Effects of L-lysine and D-lysine on ε-Poly-L-lysine Biosynthesis and Their Metabolites by Streptomyces ahygroscopicus GIM8

• Published in: Biotechnology and bioprocess engineering Vol. 17; no. 6; pp. 1205 - 1212
• Main Authors: Liu Shengrong, Guangdong Institute of Microbiology, Guangdong Provincial Key Laboratory of Microbial Culture Collection and Application, Guangdong Open Laboratory of Applied Microbiology, State Key Laboratory of Applied Microbiology, Guangzhou, China, Wu Qingping, Guangdong Institute of Microbiology, Guangdong Provincial Key Laboratory of Microbial Culture Collection and Application, Guangdong Open Laboratory of Applied Microbiology, State Key Laboratory of Applied Microbiology, Guangzhou, China, Zhang Jumei, Guangdong Institute of Microbiology, Guangdong Provincial Key Laboratory of Microbial Culture Collection and Application, Guangdong Open Laboratory of Applied Microbiology, State Key Laboratory of Applied Microbiology, Guangzhou, China, Mo Shuping, Guangdong Institute of Microbiology, Guangdong Provincial Key Laboratory of Microbial Culture Collection and Application, Guangdong Open Laboratory of Applied Microbiology, State Key Laboratory of Applied Microbiology, Guangzhou, China
• Format: Journal Article
• Language: English
• Published: 한국생물공학회 01.11.2012
• Subjects: D-lysine; epsilon-poly-L-lysine biosynthesis; L-lysine; METABOLITE; METABOLITES; METABOLITOS; STREPTOMYCES; 생물공학
• ISSN: 1226-8372; 1976-3816
• DOI: 10.1007/si2257-012-0296-7

ε-Poly-L-lysine (ε-PL), produced by Streptomyces or Kitasatospora strains, is a homo-poly-amino acid of L-lysine, which is used as a safe food preservative. In this study, the effects of L-lysine and its isomer, D-lysine, on ε-PL biosynthesis and their metabolites by the ε-PL-producing strain Streptomyces ahygroscopicus GIM8 were determined. The results indicated that L-lysine added into the fermentation medium in the production phase mainly served as a precursor for ε-PL biosynthesis during the flask culture phase, leading to greater epsilon-PL production. At an optimum level of 3 mM L-lysine, a ε-PL yield of 1.16 g/L was attained, with a 41.4% increment relative to the control of 0.78 g/L. Regarding D-lysine, the production of ε-PL increased by increasing its concentrations up to 6 mM in the initial fermentation medium. Interestingly, ε-PL production (1.20 g/L) with the addition of 3 mM D-lysine into the initial fermentation medium in flasks was higher than that of the initial addition of 3 mM L-lysine (1.06 g/L). The mechanism by which D-lysine improves ε-PL biosynthesis involves its utilization that leads to greater biomass. After S. ahygroscopicus GIM8 was cultivated in the defined medium with L-lysine, several key metabolites, including 5-aminovalerate, pipecolate, and L-2-aminoadipate formed in the cells, whereas only L-2-aminoadipate was observed after D-lysine metabolism.

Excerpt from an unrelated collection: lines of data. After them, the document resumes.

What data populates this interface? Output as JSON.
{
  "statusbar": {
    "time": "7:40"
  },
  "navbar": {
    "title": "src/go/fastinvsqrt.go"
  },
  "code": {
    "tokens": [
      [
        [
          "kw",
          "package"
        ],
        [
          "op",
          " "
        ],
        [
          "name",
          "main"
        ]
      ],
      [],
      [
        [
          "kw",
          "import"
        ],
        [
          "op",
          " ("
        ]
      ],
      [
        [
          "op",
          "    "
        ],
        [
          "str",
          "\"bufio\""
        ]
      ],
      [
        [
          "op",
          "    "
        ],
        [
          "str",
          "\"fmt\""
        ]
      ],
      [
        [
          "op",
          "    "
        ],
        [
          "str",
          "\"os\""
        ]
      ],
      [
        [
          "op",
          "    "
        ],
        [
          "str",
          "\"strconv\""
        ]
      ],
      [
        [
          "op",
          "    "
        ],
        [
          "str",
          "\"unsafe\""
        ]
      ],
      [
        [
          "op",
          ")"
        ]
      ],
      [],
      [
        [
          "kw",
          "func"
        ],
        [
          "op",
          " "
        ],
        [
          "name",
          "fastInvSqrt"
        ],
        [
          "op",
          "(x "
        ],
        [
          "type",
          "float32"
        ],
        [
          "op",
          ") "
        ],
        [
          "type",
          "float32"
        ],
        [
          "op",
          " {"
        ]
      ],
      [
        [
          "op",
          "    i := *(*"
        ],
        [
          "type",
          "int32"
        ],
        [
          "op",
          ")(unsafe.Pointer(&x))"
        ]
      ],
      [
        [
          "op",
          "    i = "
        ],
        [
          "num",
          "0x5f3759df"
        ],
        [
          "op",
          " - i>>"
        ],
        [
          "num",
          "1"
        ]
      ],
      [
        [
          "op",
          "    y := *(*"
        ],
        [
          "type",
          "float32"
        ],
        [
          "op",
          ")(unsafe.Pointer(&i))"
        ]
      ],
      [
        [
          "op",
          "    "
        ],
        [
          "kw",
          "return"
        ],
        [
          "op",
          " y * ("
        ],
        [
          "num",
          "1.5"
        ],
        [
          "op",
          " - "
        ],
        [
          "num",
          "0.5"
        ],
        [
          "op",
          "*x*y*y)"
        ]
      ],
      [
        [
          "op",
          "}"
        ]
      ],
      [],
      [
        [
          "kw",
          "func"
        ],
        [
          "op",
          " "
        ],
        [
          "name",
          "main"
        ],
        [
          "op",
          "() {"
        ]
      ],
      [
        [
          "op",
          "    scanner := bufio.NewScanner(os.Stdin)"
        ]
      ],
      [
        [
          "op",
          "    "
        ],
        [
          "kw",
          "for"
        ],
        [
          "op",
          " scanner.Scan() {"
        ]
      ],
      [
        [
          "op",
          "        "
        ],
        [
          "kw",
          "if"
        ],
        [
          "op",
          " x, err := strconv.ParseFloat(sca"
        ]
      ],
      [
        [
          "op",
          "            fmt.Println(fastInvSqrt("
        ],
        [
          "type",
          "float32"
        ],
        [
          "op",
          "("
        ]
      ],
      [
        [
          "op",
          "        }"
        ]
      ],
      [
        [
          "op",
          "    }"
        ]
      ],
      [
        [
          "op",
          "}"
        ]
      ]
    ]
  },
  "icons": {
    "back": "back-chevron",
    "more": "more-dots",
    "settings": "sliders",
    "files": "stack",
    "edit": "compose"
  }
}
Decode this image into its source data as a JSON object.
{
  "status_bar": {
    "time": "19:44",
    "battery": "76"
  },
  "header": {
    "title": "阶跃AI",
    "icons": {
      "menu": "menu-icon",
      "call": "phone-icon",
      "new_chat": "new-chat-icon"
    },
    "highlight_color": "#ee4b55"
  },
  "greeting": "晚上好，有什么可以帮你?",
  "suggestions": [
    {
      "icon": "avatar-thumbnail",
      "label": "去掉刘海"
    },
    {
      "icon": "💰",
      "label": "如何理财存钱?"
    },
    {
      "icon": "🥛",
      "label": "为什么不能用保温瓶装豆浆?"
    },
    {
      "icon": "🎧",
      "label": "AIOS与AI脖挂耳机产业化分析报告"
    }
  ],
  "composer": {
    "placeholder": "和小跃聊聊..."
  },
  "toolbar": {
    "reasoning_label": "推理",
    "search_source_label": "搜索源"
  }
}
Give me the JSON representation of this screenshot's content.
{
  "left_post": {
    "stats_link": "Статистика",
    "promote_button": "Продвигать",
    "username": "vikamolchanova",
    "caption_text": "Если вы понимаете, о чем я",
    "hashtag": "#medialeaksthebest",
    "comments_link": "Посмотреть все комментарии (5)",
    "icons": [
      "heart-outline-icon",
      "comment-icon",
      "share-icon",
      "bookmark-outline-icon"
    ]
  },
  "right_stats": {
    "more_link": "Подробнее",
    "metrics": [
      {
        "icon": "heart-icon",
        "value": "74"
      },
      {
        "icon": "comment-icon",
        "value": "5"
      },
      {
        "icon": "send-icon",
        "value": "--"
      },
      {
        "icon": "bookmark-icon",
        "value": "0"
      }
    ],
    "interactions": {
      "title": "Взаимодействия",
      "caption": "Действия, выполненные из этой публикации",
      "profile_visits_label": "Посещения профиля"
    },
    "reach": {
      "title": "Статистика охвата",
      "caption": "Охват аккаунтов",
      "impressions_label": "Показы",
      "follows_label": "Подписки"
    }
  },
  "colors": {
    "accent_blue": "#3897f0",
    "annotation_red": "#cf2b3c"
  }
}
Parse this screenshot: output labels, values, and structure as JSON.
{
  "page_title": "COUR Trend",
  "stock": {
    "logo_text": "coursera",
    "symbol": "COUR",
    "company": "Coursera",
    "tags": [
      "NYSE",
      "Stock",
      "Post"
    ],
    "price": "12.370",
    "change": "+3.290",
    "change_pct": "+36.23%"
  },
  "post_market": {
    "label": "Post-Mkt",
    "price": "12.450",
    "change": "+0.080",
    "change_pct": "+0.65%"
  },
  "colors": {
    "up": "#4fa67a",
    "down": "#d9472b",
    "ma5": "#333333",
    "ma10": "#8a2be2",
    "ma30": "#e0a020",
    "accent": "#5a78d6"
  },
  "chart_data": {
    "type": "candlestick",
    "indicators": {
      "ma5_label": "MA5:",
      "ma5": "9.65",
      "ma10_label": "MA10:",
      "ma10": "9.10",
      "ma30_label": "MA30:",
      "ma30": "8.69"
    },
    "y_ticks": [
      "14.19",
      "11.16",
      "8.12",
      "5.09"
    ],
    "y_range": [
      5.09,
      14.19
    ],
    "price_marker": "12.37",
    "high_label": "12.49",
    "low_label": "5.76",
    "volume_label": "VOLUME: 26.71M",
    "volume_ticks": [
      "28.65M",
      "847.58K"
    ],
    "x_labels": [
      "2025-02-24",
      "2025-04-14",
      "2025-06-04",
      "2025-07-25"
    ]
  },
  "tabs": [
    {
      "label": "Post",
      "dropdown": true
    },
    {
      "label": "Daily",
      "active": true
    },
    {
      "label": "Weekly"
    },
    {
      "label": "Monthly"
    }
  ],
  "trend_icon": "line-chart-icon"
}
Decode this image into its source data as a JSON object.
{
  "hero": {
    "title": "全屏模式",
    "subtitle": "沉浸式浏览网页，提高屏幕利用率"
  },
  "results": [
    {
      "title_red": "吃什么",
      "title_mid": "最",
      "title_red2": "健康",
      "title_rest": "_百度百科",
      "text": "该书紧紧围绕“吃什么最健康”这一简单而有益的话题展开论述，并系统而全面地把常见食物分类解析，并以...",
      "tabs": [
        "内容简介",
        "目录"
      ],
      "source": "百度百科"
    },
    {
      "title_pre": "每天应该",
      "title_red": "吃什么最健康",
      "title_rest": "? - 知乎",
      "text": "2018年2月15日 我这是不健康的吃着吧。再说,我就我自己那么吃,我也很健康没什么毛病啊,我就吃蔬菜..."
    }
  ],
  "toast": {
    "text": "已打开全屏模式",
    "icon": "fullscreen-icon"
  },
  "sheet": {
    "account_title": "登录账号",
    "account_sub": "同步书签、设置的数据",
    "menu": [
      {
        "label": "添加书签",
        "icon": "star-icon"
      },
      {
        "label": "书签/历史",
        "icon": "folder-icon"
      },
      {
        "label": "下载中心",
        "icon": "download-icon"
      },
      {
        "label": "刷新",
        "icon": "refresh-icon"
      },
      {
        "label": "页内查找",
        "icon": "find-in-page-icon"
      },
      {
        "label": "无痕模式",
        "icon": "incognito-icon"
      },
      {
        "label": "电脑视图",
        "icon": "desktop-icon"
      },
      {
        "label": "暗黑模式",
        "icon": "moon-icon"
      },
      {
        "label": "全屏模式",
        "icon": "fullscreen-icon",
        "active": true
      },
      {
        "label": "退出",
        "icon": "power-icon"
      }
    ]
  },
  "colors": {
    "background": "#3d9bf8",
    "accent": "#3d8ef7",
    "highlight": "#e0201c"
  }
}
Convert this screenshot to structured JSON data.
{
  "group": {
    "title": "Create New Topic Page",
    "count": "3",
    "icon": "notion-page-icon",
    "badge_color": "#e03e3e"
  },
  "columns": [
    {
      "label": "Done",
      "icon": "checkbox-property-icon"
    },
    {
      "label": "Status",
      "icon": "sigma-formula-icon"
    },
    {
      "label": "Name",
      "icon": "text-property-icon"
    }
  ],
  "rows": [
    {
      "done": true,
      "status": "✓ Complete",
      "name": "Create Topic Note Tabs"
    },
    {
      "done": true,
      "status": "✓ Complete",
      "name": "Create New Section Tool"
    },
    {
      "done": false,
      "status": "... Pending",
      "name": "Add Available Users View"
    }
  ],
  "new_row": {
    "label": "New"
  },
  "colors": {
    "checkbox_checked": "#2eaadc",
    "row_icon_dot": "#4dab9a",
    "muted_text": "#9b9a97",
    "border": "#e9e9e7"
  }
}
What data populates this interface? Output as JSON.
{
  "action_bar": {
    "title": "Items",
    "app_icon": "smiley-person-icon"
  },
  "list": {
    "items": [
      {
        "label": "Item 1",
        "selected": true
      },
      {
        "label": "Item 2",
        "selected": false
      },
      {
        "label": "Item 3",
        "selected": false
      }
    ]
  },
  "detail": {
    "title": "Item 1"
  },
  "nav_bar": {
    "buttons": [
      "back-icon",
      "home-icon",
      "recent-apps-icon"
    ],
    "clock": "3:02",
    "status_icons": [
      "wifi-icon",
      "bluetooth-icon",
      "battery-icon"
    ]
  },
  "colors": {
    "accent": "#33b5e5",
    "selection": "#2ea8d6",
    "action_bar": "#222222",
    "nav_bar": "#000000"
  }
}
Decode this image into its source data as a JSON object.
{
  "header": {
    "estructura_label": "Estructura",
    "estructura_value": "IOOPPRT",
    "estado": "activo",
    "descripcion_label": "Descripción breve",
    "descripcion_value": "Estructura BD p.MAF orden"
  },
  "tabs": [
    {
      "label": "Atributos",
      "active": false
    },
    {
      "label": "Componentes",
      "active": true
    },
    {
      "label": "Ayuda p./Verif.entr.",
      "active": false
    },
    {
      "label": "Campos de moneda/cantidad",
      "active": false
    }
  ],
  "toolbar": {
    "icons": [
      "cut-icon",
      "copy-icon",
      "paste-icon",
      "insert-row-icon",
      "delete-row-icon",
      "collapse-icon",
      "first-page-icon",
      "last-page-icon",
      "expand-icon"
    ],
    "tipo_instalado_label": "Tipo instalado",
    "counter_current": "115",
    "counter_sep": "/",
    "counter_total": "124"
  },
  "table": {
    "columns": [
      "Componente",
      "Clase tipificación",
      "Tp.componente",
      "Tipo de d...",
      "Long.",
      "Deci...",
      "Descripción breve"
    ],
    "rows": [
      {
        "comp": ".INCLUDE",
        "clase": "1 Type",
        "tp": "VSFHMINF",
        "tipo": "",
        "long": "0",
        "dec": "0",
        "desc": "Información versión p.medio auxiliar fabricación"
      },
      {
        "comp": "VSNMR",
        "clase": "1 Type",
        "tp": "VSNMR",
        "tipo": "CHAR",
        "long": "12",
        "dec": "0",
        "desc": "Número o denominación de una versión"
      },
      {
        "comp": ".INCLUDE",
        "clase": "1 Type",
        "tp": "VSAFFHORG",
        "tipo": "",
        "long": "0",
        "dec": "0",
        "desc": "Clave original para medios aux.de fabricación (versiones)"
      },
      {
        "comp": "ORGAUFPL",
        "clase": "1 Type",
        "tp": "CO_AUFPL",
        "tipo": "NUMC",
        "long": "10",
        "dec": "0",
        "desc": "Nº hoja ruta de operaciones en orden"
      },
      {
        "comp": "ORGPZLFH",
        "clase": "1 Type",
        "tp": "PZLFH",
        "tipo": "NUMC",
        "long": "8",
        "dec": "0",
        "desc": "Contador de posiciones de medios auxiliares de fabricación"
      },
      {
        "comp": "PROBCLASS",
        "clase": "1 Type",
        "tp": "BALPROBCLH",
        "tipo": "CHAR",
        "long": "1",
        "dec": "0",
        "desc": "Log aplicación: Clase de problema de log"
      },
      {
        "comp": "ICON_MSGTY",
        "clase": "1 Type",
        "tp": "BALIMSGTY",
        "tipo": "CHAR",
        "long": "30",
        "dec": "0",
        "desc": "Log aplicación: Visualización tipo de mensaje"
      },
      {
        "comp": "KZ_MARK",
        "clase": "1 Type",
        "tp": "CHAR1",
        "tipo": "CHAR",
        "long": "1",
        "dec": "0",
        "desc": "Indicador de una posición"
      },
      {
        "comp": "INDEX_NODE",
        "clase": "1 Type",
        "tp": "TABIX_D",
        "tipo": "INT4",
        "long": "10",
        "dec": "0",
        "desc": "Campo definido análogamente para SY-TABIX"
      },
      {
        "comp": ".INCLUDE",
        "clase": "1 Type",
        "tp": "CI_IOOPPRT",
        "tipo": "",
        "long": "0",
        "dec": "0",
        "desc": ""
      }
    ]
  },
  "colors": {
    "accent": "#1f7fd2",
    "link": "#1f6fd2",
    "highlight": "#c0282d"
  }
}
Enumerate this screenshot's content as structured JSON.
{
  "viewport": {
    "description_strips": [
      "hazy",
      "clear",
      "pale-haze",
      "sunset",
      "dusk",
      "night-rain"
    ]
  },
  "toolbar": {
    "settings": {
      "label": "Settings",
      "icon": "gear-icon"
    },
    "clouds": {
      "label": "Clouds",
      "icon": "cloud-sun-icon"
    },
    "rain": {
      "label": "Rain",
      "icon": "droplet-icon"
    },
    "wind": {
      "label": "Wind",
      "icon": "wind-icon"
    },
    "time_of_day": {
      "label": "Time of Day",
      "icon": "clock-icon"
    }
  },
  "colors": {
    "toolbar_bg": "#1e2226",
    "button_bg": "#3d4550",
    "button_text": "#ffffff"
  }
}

This result indicates that L-lysine and D-lysine undergo different metabolic pathways in the cells. Undoubtedly, the results of this study are expected to aid the understanding of ε-PL biosynthesis and serve as reference for the formulation of an alternative approach to improve ε-PL productivity using L-lysine as an additional substrate in the fermentation medium.